Output streams are occasionally called a "sink," whereas input streams are sometimes called a "source."

Streams are a useful abstraction because they hide the underlying transport mechanism used between components, and they hide the details of the component at the other end. The stream could be a network socket, a pipe to another program, a terminal, a keyboard, a disk, a printer, a modem, a billboard, or a buffer in memory. Programs written to use streams as their I/O can be easily adapted to substitute one implementation of a stream for another.

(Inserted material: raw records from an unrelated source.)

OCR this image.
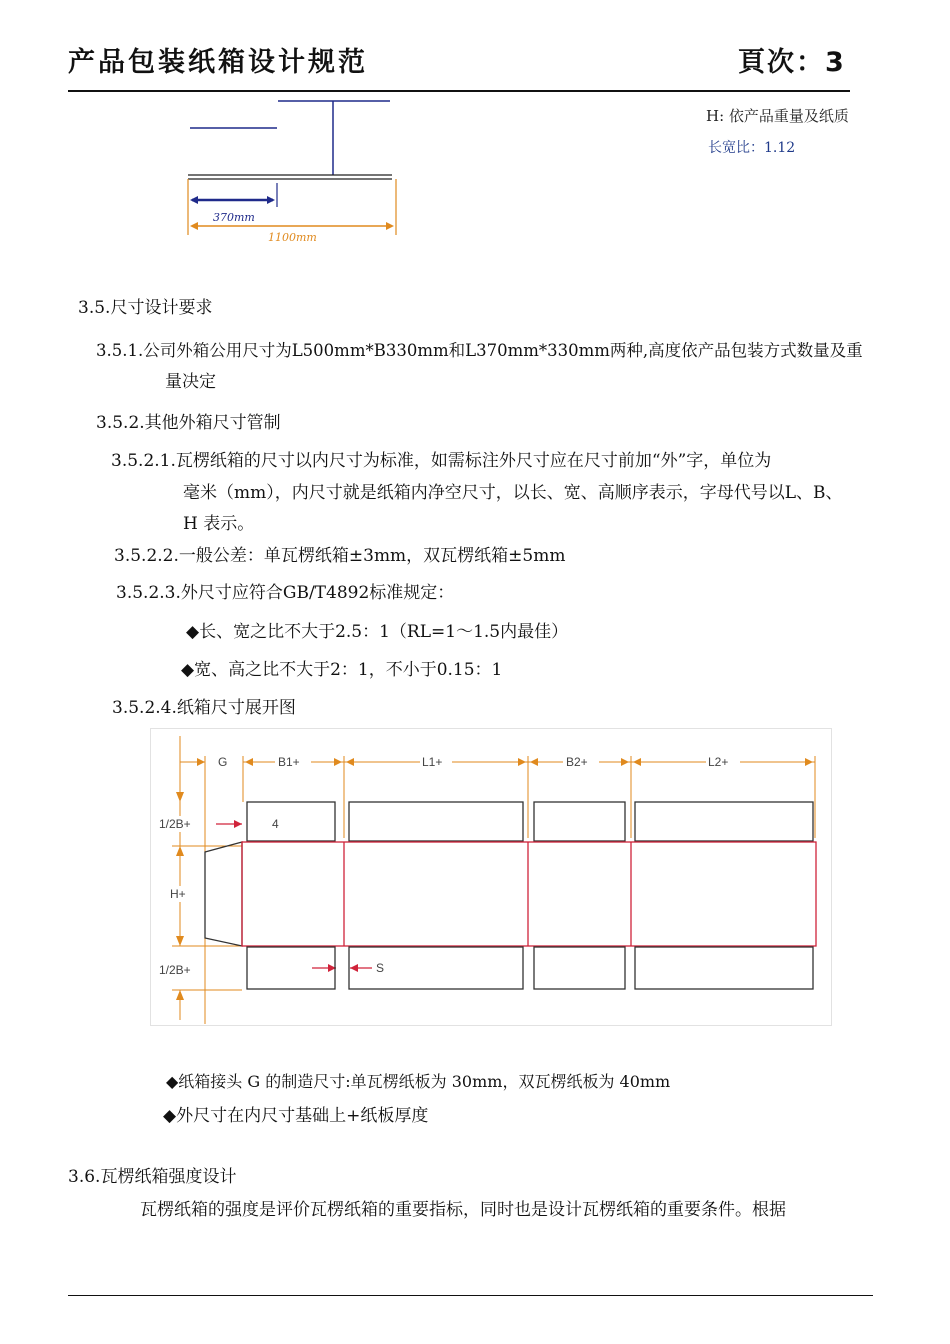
产品包装纸箱设计规范	頁次：3
370mm
1100mm
H: 依产品重量及纸质
长宽比：1.12
3.5.尺寸设计要求
3.5.1.公司外箱公用尺寸为L500mm*B330mm和L370mm*330mm两种,高度依产品包装方式数量及重
量决定
3.5.2.其他外箱尺寸管制
3.5.2.1.瓦楞纸箱的尺寸以内尺寸为标准，如需标注外尺寸应在尺寸前加“外”字，单位为
毫米（mm），内尺寸就是纸箱内净空尺寸，以长、宽、高顺序表示，字母代号以L、B、
H 表示。
3.5.2.2.一般公差：单瓦楞纸箱±3mm，双瓦楞纸箱±5mm
3.5.2.3.外尺寸应符合GB/T4892标准规定：
◆长、宽之比不大于2.5：1（RL=1～1.5内最佳）
◆宽、高之比不大于2：1，不小于0.15：1
3.5.2.4.纸箱尺寸展开图
G	B1+	L1+	B2+	L2+
1/2B+
H+
1/2B+
4
S
◆纸箱接头 G 的制造尺寸:单瓦楞纸板为 30mm，双瓦楞纸板为 40mm
◆外尺寸在内尺寸基础上+纸板厚度
3.6.瓦楞纸箱强度设计
瓦楞纸箱的强度是评价瓦楞纸箱的重要指标，同时也是设计瓦楞纸箱的重要条件。根据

See: Java's InputStream, OutputStream, C++'s iostream, and C's I/O with streams (stdio.h).

2008/03/06

Using GDB

GDB (project, documentation) is a simple debugging tool for GNU command line systems.

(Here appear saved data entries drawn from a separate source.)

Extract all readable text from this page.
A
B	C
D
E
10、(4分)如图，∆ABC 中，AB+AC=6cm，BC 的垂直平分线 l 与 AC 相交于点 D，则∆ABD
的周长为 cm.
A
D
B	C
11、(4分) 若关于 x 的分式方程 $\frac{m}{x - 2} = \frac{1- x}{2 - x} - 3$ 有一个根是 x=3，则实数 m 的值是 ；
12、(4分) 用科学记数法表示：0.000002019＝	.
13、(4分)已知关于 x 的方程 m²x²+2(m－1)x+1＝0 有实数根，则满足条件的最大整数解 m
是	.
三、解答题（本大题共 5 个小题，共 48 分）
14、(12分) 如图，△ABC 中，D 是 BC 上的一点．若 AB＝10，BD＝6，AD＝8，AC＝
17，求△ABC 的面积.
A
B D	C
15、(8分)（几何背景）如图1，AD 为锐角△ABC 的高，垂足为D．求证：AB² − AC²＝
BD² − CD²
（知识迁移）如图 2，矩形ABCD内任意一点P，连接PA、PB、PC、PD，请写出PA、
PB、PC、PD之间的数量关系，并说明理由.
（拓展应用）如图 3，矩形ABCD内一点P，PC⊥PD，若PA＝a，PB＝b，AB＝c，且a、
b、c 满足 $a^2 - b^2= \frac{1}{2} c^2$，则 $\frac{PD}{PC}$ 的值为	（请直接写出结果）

You can Google around for lots of information about it. A short tutorial, a longer tutorial, and a reference card are pretty easy to find.

For GDB to be most effective, you should compile your code with the -g flag to leave debugging symbols in your executable. This will do things like leave variable names and line numbers in the executable so that GDB can show you what/were things are.

The commands that you will use the most are:

help
r arguments (run)
r 5
file executable
bt (backtrace)
p expression (print)
p argv[1]
b file:symbol (breakpoint)
b main.c:5
b main.c:parseArgs
d (delete breakpoints)
s (step) [step-into]
n (next) [step-over]
c (continue)
up
q (quit)

Segmentation Faults and Bus Errors

A segmentation fault occurs when your program tries to access a region of memory in a way that is not permitted. A bus error occurs when your program tries to access a region of memory that does not exist, or it tries to access an unaligned region. See the wiki pages for examples.

SegFualts and BusErrors are runtime errors that come from accessing memory through pointers. Java has protected you from these kinds of errors by abstracting pointers away from the programing language. The only thing in Java that is similar is an ArrayIndexOutOfBounds exception that is raised when you try to access an element that is not contained in an array. In C, buffer accesses are unchecked, so this may or may not raise a segmentation fault depending on how memory has been laid out by the compiler and OS. [Note: unchecked buffers are arguably the largest source of security bugs in C/C++.]

Consider the code:
int buff[3];
buff[3] = 8;

In Java, this would throw an ArrayIndexOutOfBounds. In C, it may or may not segfault.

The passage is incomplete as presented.